Use Alexa to trigger Jenkins builds. You can start builds, stop builds, and ask for the status of a build. You start a job by telling Alexa the jobname, and Alexa will do some fuzzy search in the list of all jobs on your jenkins instance, so you don't need to map any voice input to job names.
You can start jenkins with
Alexa, start jenkins.
Then ask me to interact with a job:
Alexa, start build {release}
Alexa, is {release build} still running?
Alexa, what is the status of the job {merge master to beta}?
Alexa, cancel {deployment to beta}
You can also avoid the two commands, by instructing Alexa to go and ask Jenkins directly:
Alexa, ask jenkins what the status is for {continuous build} d
- A running jenkins instance, and an account (username+API token) that has permissions to start and stop jobs.
- Amazon echo family device, or home made alternative (raspberry pi + alexa)
- An Amazon development account (free to register)
- An Amazon AWS account (I think this is also free)
- Python 3 and pip installed on your pc
- Install all python packages locally (necessary for Amazon lambda's)
pip install -r requirements.txt -t .
-
Create an Amazon lambda in Python 3.
-
Create a zip of the content of this folder (Python files + libraries)
-
Upload the zip file as content of the lambda.
-
Set
jenkins_url
,jenkins_username
andjenkins_token
environment variables in the lambda settings. -
Create an Amazon Alexa skill.
-
Use language-model.json as language model.
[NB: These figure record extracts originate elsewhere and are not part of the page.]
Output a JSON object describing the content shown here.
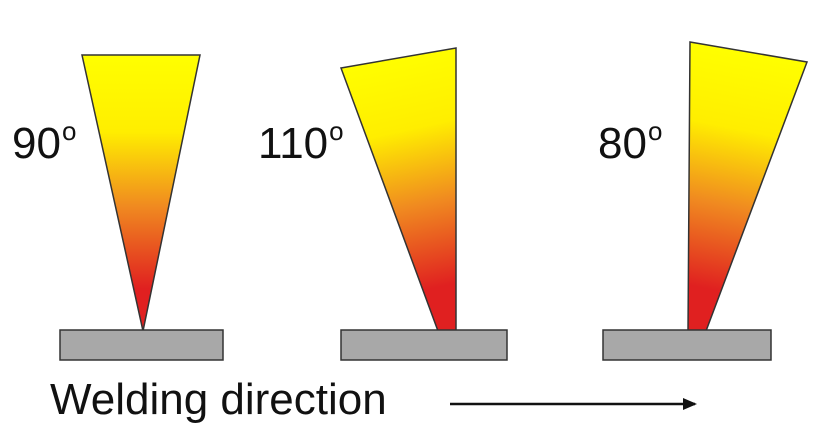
{
  "colors": {
    "flame_top": "#ffff00",
    "flame_mid": "#ffee00",
    "flame_orange": "#f08a20",
    "flame_bottom": "#e02020",
    "plate_fill": "#a8a8a8",
    "outline": "#333333",
    "text": "#111111"
  },
  "torches": [
    {
      "id": "torch-90",
      "angle_text": "90",
      "degree_symbol": "o"
    },
    {
      "id": "torch-110",
      "angle_text": "110",
      "degree_symbol": "o"
    },
    {
      "id": "torch-80",
      "angle_text": "80",
      "degree_symbol": "o"
    }
  ],
  "caption": "Welding direction",
  "direction_icon": "right-arrow-icon"
}
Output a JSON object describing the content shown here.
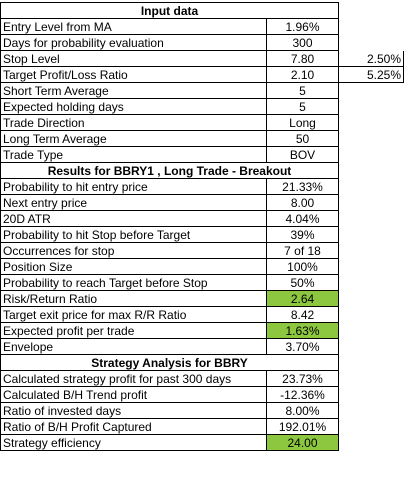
{
  "input_header": "Input data",
  "input_rows": [
    {
      "label": "Entry Level from MA",
      "value": "1.96%",
      "extra": ""
    },
    {
      "label": "Days for probability evaluation",
      "value": "300",
      "extra": ""
    },
    {
      "label": "Stop Level",
      "value": "7.80",
      "extra": "2.50%"
    },
    {
      "label": "Target Profit/Loss Ratio",
      "value": "2.10",
      "extra": "5.25%"
    },
    {
      "label": "Short Term Average",
      "value": "5",
      "extra": ""
    },
    {
      "label": "Expected holding days",
      "value": "5",
      "extra": ""
    },
    {
      "label": "Trade Direction",
      "value": "Long",
      "extra": ""
    },
    {
      "label": "Long Term Average",
      "value": "50",
      "extra": ""
    },
    {
      "label": "Trade Type",
      "value": "BOV",
      "extra": ""
    }
  ],
  "results_header": "Results for BBRY1 , Long Trade - Breakout",
  "results_rows": [
    {
      "label": "Probability to hit entry price",
      "value": "21.33%",
      "highlight": false
    },
    {
      "label": "Next entry price",
      "value": "8.00",
      "highlight": false
    },
    {
      "label": "20D ATR",
      "value": "4.04%",
      "highlight": false
    },
    {
      "label": "Probability to hit Stop before Target",
      "value": "39%",
      "highlight": false
    },
    {
      "label": "Occurrences for stop",
      "value": "7 of 18",
      "highlight": false
    },
    {
      "label": "Position Size",
      "value": "100%",
      "highlight": false
    },
    {
      "label": "Probability to reach Target before Stop",
      "value": "50%",
      "highlight": false
    },
    {
      "label": "Risk/Return Ratio",
      "value": "2.64",
      "highlight": true
    },
    {
      "label": "Target exit price for max R/R Ratio",
      "value": "8.42",
      "highlight": false
    },
    {
      "label": "Expected profit per trade",
      "value": "1.63%",
      "highlight": true
    },
    {
      "label": "Envelope",
      "value": "3.70%",
      "highlight": false
    }
  ],
  "strategy_header": "Strategy Analysis for BBRY",
  "strategy_rows": [
    {
      "label": "Calculated strategy profit for past 300 days",
      "value": "23.73%",
      "highlight": false
    },
    {
      "label": "Calculated B/H Trend profit",
      "value": "-12.36%",
      "highlight": false
    },
    {
      "label": "Ratio of invested days",
      "value": "8.00%",
      "highlight": false
    },
    {
      "label": "Ratio of B/H Profit Captured",
      "value": "192.01%",
      "highlight": false
    },
    {
      "label": "Strategy efficiency",
      "value": "24.00",
      "highlight": true
    }
  ],
  "colors": {
    "highlight": "#8dc63f",
    "gridline": "#d0d0d0"
  }
}
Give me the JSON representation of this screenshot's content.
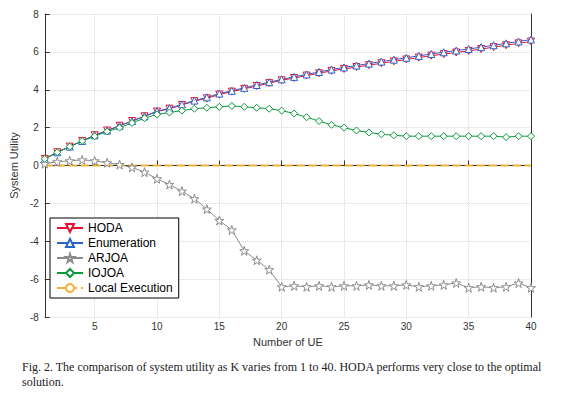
{
  "chart_data": {
    "type": "line",
    "caption": "Fig. 2. The comparison of system utility as K varies from 1 to 40. HODA performs very close to the optimal solution.",
    "x_label": "Number of UE",
    "y_label": "System Utility",
    "x": [
      1,
      2,
      3,
      4,
      5,
      6,
      7,
      8,
      9,
      10,
      11,
      12,
      13,
      14,
      15,
      16,
      17,
      18,
      19,
      20,
      21,
      22,
      23,
      24,
      25,
      26,
      27,
      28,
      29,
      30,
      31,
      32,
      33,
      34,
      35,
      36,
      37,
      38,
      39,
      40
    ],
    "xlim": [
      1,
      40
    ],
    "xticks": [
      5,
      10,
      15,
      20,
      25,
      30,
      35,
      40
    ],
    "ylim": [
      -8,
      8
    ],
    "yticks": [
      -8,
      -6,
      -4,
      -2,
      0,
      2,
      4,
      6,
      8
    ],
    "grid": true,
    "legend": "lower left",
    "series": [
      {
        "name": "HODA",
        "color": "#e8112d",
        "marker": "triangle-down",
        "line_style": "solid",
        "values": [
          0.35,
          0.7,
          1.0,
          1.3,
          1.6,
          1.85,
          2.1,
          2.35,
          2.6,
          2.85,
          3.0,
          3.2,
          3.4,
          3.55,
          3.75,
          3.9,
          4.05,
          4.2,
          4.35,
          4.5,
          4.62,
          4.75,
          4.87,
          5.0,
          5.1,
          5.2,
          5.3,
          5.4,
          5.5,
          5.6,
          5.7,
          5.8,
          5.88,
          5.97,
          6.05,
          6.15,
          6.25,
          6.35,
          6.45,
          6.55
        ]
      },
      {
        "name": "Enumeration",
        "color": "#2a62c9",
        "marker": "triangle",
        "line_style": "solid",
        "values": [
          0.35,
          0.7,
          1.0,
          1.3,
          1.6,
          1.85,
          2.1,
          2.35,
          2.6,
          2.87,
          3.03,
          3.23,
          3.43,
          3.6,
          3.8,
          3.95,
          4.1,
          4.25,
          4.4,
          4.55,
          4.68,
          4.81,
          4.94,
          5.07,
          5.18,
          5.28,
          5.38,
          5.49,
          5.59,
          5.69,
          5.79,
          5.89,
          5.98,
          6.07,
          6.15,
          6.25,
          6.35,
          6.45,
          6.55,
          6.65
        ]
      },
      {
        "name": "ARJOA",
        "color": "#8c8c8c",
        "marker": "star",
        "line_style": "solid",
        "values": [
          0.1,
          0.2,
          0.25,
          0.3,
          0.25,
          0.15,
          0.05,
          -0.1,
          -0.35,
          -0.7,
          -1.0,
          -1.35,
          -1.75,
          -2.3,
          -2.9,
          -3.4,
          -4.5,
          -5.0,
          -5.5,
          -6.4,
          -6.35,
          -6.4,
          -6.35,
          -6.4,
          -6.35,
          -6.35,
          -6.3,
          -6.35,
          -6.35,
          -6.3,
          -6.4,
          -6.35,
          -6.3,
          -6.2,
          -6.45,
          -6.4,
          -6.45,
          -6.4,
          -6.2,
          -6.45
        ]
      },
      {
        "name": "IOJOA",
        "color": "#0a9a3c",
        "marker": "diamond",
        "line_style": "solid",
        "values": [
          0.35,
          0.7,
          1.0,
          1.3,
          1.55,
          1.8,
          2.0,
          2.25,
          2.5,
          2.7,
          2.8,
          2.9,
          3.0,
          3.05,
          3.1,
          3.15,
          3.1,
          3.05,
          3.0,
          2.9,
          2.75,
          2.55,
          2.35,
          2.15,
          2.0,
          1.85,
          1.75,
          1.65,
          1.6,
          1.55,
          1.55,
          1.55,
          1.55,
          1.55,
          1.55,
          1.55,
          1.55,
          1.5,
          1.55,
          1.55
        ]
      },
      {
        "name": "Local Execution",
        "color": "#f2b233",
        "marker": "none",
        "line_style": "dashed",
        "values": [
          0,
          0,
          0,
          0,
          0,
          0,
          0,
          0,
          0,
          0,
          0,
          0,
          0,
          0,
          0,
          0,
          0,
          0,
          0,
          0,
          0,
          0,
          0,
          0,
          0,
          0,
          0,
          0,
          0,
          0,
          0,
          0,
          0,
          0,
          0,
          0,
          0,
          0,
          0,
          0
        ]
      }
    ]
  }
}
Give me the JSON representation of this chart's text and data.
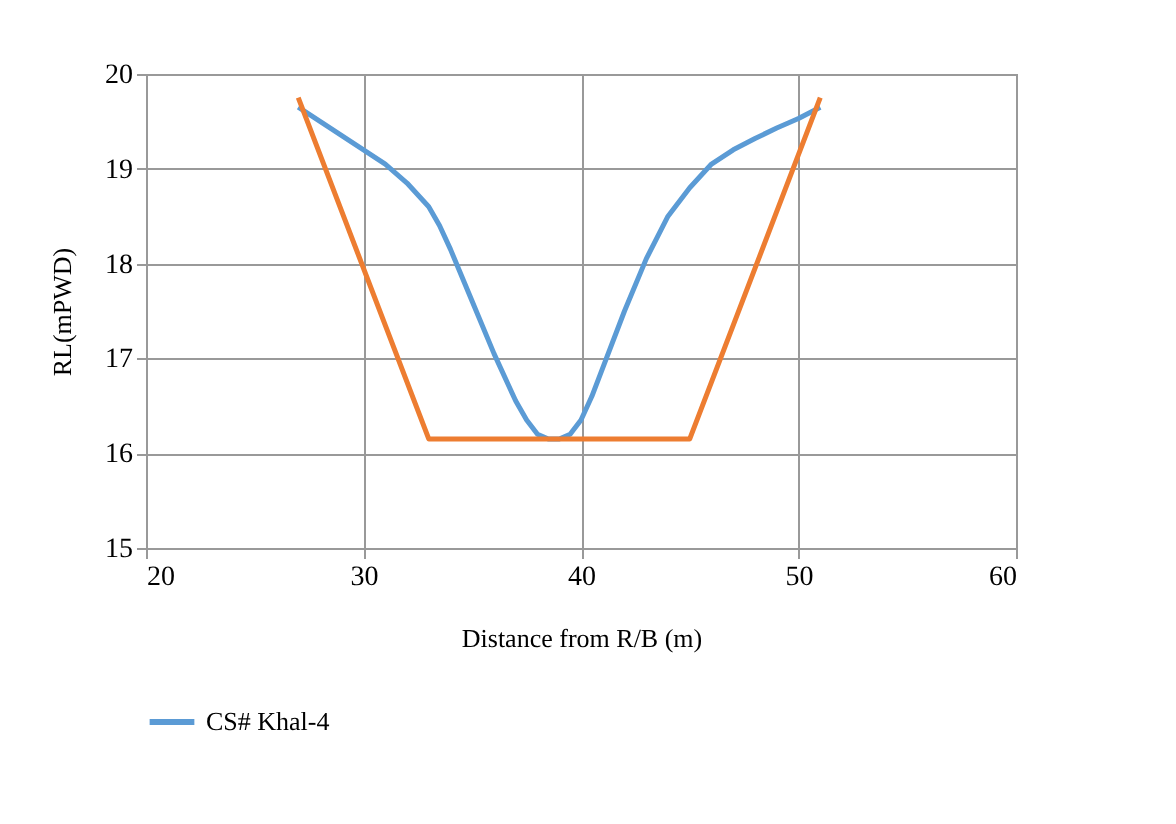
{
  "chart_data": {
    "type": "line",
    "xlabel": "Distance from R/B (m)",
    "ylabel": "RL(mPWD)",
    "xlim": [
      20,
      60
    ],
    "xticks": [
      20,
      30,
      40,
      50,
      60
    ],
    "ylim": [
      15,
      20
    ],
    "yticks": [
      15,
      16,
      17,
      18,
      19,
      20
    ],
    "grid": true,
    "legend": "bottom",
    "marker": "none",
    "line_style": "solid",
    "series": [
      {
        "name": "CS# Khal-4",
        "color": "#5b9bd5",
        "x": [
          27,
          28,
          29,
          30,
          31,
          32,
          33,
          33.5,
          34,
          35,
          36,
          37,
          37.5,
          38,
          38.5,
          39,
          39.5,
          40,
          40.5,
          41,
          42,
          43,
          44,
          45,
          46,
          47,
          48,
          49,
          50,
          51
        ],
        "values": [
          19.65,
          19.5,
          19.35,
          19.2,
          19.05,
          18.85,
          18.6,
          18.4,
          18.15,
          17.6,
          17.05,
          16.55,
          16.35,
          16.2,
          16.15,
          16.15,
          16.2,
          16.35,
          16.6,
          16.9,
          17.5,
          18.05,
          18.5,
          18.8,
          19.05,
          19.2,
          19.32,
          19.43,
          19.53,
          19.65
        ]
      },
      {
        "color": "#ed7d31",
        "x": [
          27,
          33,
          45,
          51
        ],
        "values": [
          19.75,
          16.15,
          16.15,
          19.75
        ]
      }
    ]
  }
}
Don't forget to build it.
-
Set the created Lambda as endpoint for the alexa skill.
If your echo is linked with the same account as your development account, you should be able to test on your device already.
- for using
jenkins.py
locally, rename settings.yaml.sample to settings.yaml, and update it with your jenkins url and authentication parameters. - all
print
statements are written to Amazon's CloudWatch logging. This is very convenient. - You can test your lambda with test events. This way you don't need to use a voice controlled device all the time.
- Setting
should_end_session
in the intents to false (lambda_function.py
) ensures your echo session never closes, which is nice for testing purposes.